The important role of cash recycling machines and ATMs are often overlooked by businesses and customers.
But without them, the time and operational costs of cash would be overwhelming for businesses. Ralph Waldo Emerson’s words remain true to this day:
“Money often costs too much.”
And for many customers, depositing and withdrawing cash would be impossible without them.
Let’s take a closer look at cash recycling machines and ATMs, and their key differences.
What are cash recycling machines?
Cash recycling machines are machines for automating cash handling in financial institutions or businesses.
They recycle cash for future transactions. This means they take a cash deposit and re-dispense it. In order to do this, they also perform the following tasks with the deposited cash:
Cash recycling minimizes the need for cash replenishment, saving time and effort on cash-in-transit processes. It also reduces human error in counting, validating, and managing the cash deposited.
Cash recyclers typically come with advanced security features to safeguard against counterfeit notes.
What are ATMs?
An automated teller machine (ATM) (sometimes known as automated cash machine) is a secure electronic machine that enables certain banking functions, including:
- Cash withdrawals
- Account inquiries
- Fund transfers (in some cases)
- Cash deposits (in some cases)
They are accessed with bank cards and PIN codes, and are mostly used as a cash dispenser for currency notes of the home nation.
Cardholders do not usually need a bank account with a specific ATM provider to withdraw money from it. ATMs usually provide services for accounts across the banking industry.
They are often available to access 24/7. However, in some cases they are located inside buildings, so are only available during set hours. They can be hard to find in rural areas.
As of June 2023, the total amount of ATMs in the UK alone was 49,421, which is 9.1 ATMs per 10,000 people.
What is a cash recycling ATM?
Cash recycling ATMs are a type of cash recycling machine equipped for dispensing cash. Like regular ATMs, this cash is accessed via a credit or debit card with a PIN.
However, if you want to deposit cash through a cash recycler machine, you must be a customer of the specific bank that operates that cash recycling machine.
Cash recycling machine vs ATM: The differences
1. Purpose and beneficiaries
Cash recyclers work to streamline internal cash management processes for businesses and financial institutions, i.e., bank employees or finance department employees. ATMs, on the other hand, provide self-service banking options for bank account holders.
Cash recyclers’ functions are all related to storing and recycling cash. These involve automating cash handling processes within a closed system.
ATMs offer a wider range of functionalities aimed at serving banking customers. These include cash withdrawal, balance inquiries and – in some cases – fund transfers and cash deposits.
3. User interaction
Direct user interaction with cash recyclers is often limited to trained personnel within retail or financial organizations. In contrast, hundreds of even thousands of bank customers will interact with ATMs each month.

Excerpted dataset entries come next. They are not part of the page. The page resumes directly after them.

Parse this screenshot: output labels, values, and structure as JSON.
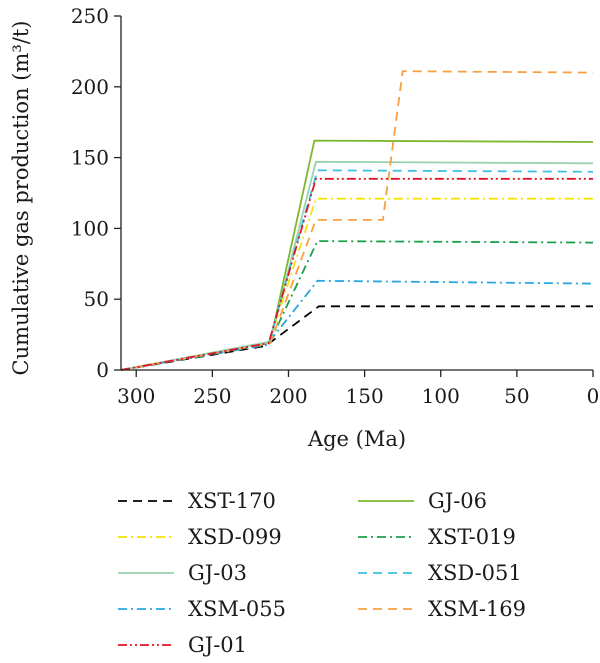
{
  "chart_data": {
    "type": "line",
    "xlabel": "Age (Ma)",
    "ylabel": "Cumulative gas production (m³/t)",
    "xlim": [
      310,
      0
    ],
    "ylim": [
      0,
      250
    ],
    "x_ticks": [
      300,
      250,
      200,
      150,
      100,
      50,
      0
    ],
    "y_ticks": [
      0,
      50,
      100,
      150,
      200,
      250
    ],
    "legend_position": "bottom",
    "series": [
      {
        "name": "XST-170",
        "color": "#000000",
        "dash": "dash",
        "points": [
          [
            310,
            0
          ],
          [
            215,
            17
          ],
          [
            180,
            45
          ],
          [
            0,
            45
          ]
        ]
      },
      {
        "name": "GJ-06",
        "color": "#7cb82f",
        "dash": "solid",
        "points": [
          [
            310,
            0
          ],
          [
            212,
            20
          ],
          [
            183,
            162
          ],
          [
            0,
            161
          ]
        ]
      },
      {
        "name": "XSD-099",
        "color": "#f2e300",
        "dash": "dashdot",
        "points": [
          [
            310,
            0
          ],
          [
            213,
            19
          ],
          [
            182,
            121
          ],
          [
            0,
            121
          ]
        ]
      },
      {
        "name": "XST-019",
        "color": "#19a04a",
        "dash": "dashdot",
        "points": [
          [
            310,
            0
          ],
          [
            213,
            18
          ],
          [
            181,
            91
          ],
          [
            0,
            90
          ]
        ]
      },
      {
        "name": "GJ-03",
        "color": "#99d3ad",
        "dash": "solid",
        "points": [
          [
            310,
            0
          ],
          [
            212,
            20
          ],
          [
            182,
            147
          ],
          [
            0,
            146
          ]
        ]
      },
      {
        "name": "XSD-051",
        "color": "#3cc0e0",
        "dash": "dash",
        "points": [
          [
            310,
            0
          ],
          [
            213,
            19
          ],
          [
            181,
            141
          ],
          [
            0,
            140
          ]
        ]
      },
      {
        "name": "XSM-055",
        "color": "#29a6e0",
        "dash": "dashdot",
        "points": [
          [
            310,
            0
          ],
          [
            214,
            18
          ],
          [
            181,
            63
          ],
          [
            0,
            61
          ]
        ]
      },
      {
        "name": "XSM-169",
        "color": "#f5a042",
        "dash": "dash",
        "points": [
          [
            310,
            0
          ],
          [
            212,
            19
          ],
          [
            182,
            106
          ],
          [
            138,
            106
          ],
          [
            125,
            211
          ],
          [
            0,
            210
          ]
        ]
      },
      {
        "name": "GJ-01",
        "color": "#e0142b",
        "dash": "dashdotdot",
        "points": [
          [
            310,
            0
          ],
          [
            213,
            19
          ],
          [
            182,
            135
          ],
          [
            0,
            135
          ]
        ]
      }
    ],
    "legend_order": [
      "XST-170",
      "GJ-06",
      "XSD-099",
      "XST-019",
      "GJ-03",
      "XSD-051",
      "XSM-055",
      "XSM-169",
      "GJ-01"
    ]
  }
}
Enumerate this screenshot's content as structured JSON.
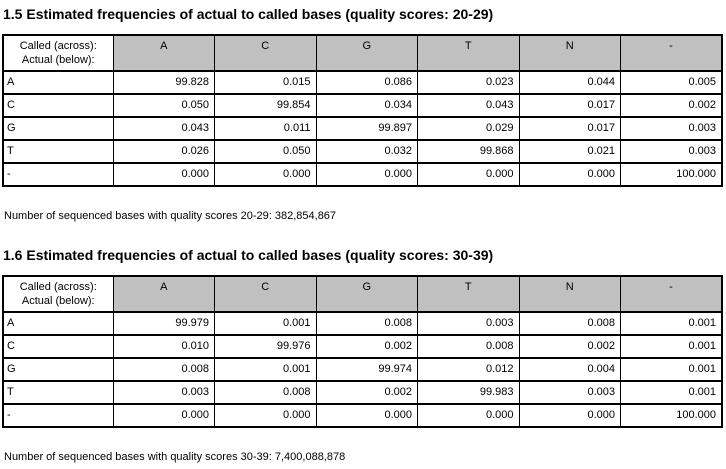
{
  "colors": {
    "header_bg": "#c0c0c0",
    "border": "#000000",
    "background": "#ffffff",
    "text": "#000000"
  },
  "sections": [
    {
      "title": "1.5 Estimated frequencies of actual to called bases (quality scores: 20-29)",
      "table": {
        "corner_line1": "Called (across):",
        "corner_line2": "Actual (below):",
        "columns": [
          "A",
          "C",
          "G",
          "T",
          "N",
          "-"
        ],
        "rows": [
          {
            "label": "A",
            "values": [
              "99.828",
              "0.015",
              "0.086",
              "0.023",
              "0.044",
              "0.005"
            ]
          },
          {
            "label": "C",
            "values": [
              "0.050",
              "99.854",
              "0.034",
              "0.043",
              "0.017",
              "0.002"
            ]
          },
          {
            "label": "G",
            "values": [
              "0.043",
              "0.011",
              "99.897",
              "0.029",
              "0.017",
              "0.003"
            ]
          },
          {
            "label": "T",
            "values": [
              "0.026",
              "0.050",
              "0.032",
              "99.868",
              "0.021",
              "0.003"
            ]
          },
          {
            "label": "-",
            "values": [
              "0.000",
              "0.000",
              "0.000",
              "0.000",
              "0.000",
              "100.000"
            ]
          }
        ]
      },
      "footer": "Number of sequenced bases with quality scores 20-29: 382,854,867"
    },
    {
      "title": "1.6 Estimated frequencies of actual to called bases (quality scores: 30-39)",
      "table": {
        "corner_line1": "Called (across):",
        "corner_line2": "Actual (below):",
        "columns": [
          "A",
          "C",
          "G",
          "T",
          "N",
          "-"
        ],
        "rows": [
          {
            "label": "A",
            "values": [
              "99.979",
              "0.001",
              "0.008",
              "0.003",
              "0.008",
              "0.001"
            ]
          },
          {
            "label": "C",
            "values": [
              "0.010",
              "99.976",
              "0.002",
              "0.008",
              "0.002",
              "0.001"
            ]
          },
          {
            "label": "G",
            "values": [
              "0.008",
              "0.001",
              "99.974",
              "0.012",
              "0.004",
              "0.001"
            ]
          },
          {
            "label": "T",
            "values": [
              "0.003",
              "0.008",
              "0.002",
              "99.983",
              "0.003",
              "0.001"
            ]
          },
          {
            "label": "-",
            "values": [
              "0.000",
              "0.000",
              "0.000",
              "0.000",
              "0.000",
              "100.000"
            ]
          }
        ]
      },
      "footer": "Number of sequenced bases with quality scores 30-39: 7,400,088,878"
    }
  ]
}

Cash recycling machines are usually located in urban areas where businesses or institutions need to deposit cash.
This often means financial institutions, such as banks and building societies. But it can also include anywhere where large amounts of cash are handled, such as retail stores, supermarkets, casinos, hotels, etc.
ATMs, on the other hand, typically provide convenient and secure access to essential banking services in public spaces. This includes bank branches, retail stores, gas stations, airports, malls, etc.
PayComplete’s cash recyclers
PayComplete’s recyclers optimise working capital by analysing historical data to ensure an ideal mix of bills and coins, reducing cash management complexity and costs.
We also offer a broader comprehensive cash management solution., including hardware devices, software, and services.
Cash recycling machines and ATMs play indispensable roles in automating cash handling. The former are for use by financial institutions and businesses, whilst the latter are primarily for bank customers.
Cash recyclers optimise internal processes and enhance efficiency and security of cash handling. ATMs make banking services available to the public, most commonly to withdraw money.
Their differences in purpose, functionality, user interaction and location highlight the distinct roles they play in the world of cash. However, they also have some similarities, not least in the essential roles they play in circulating money.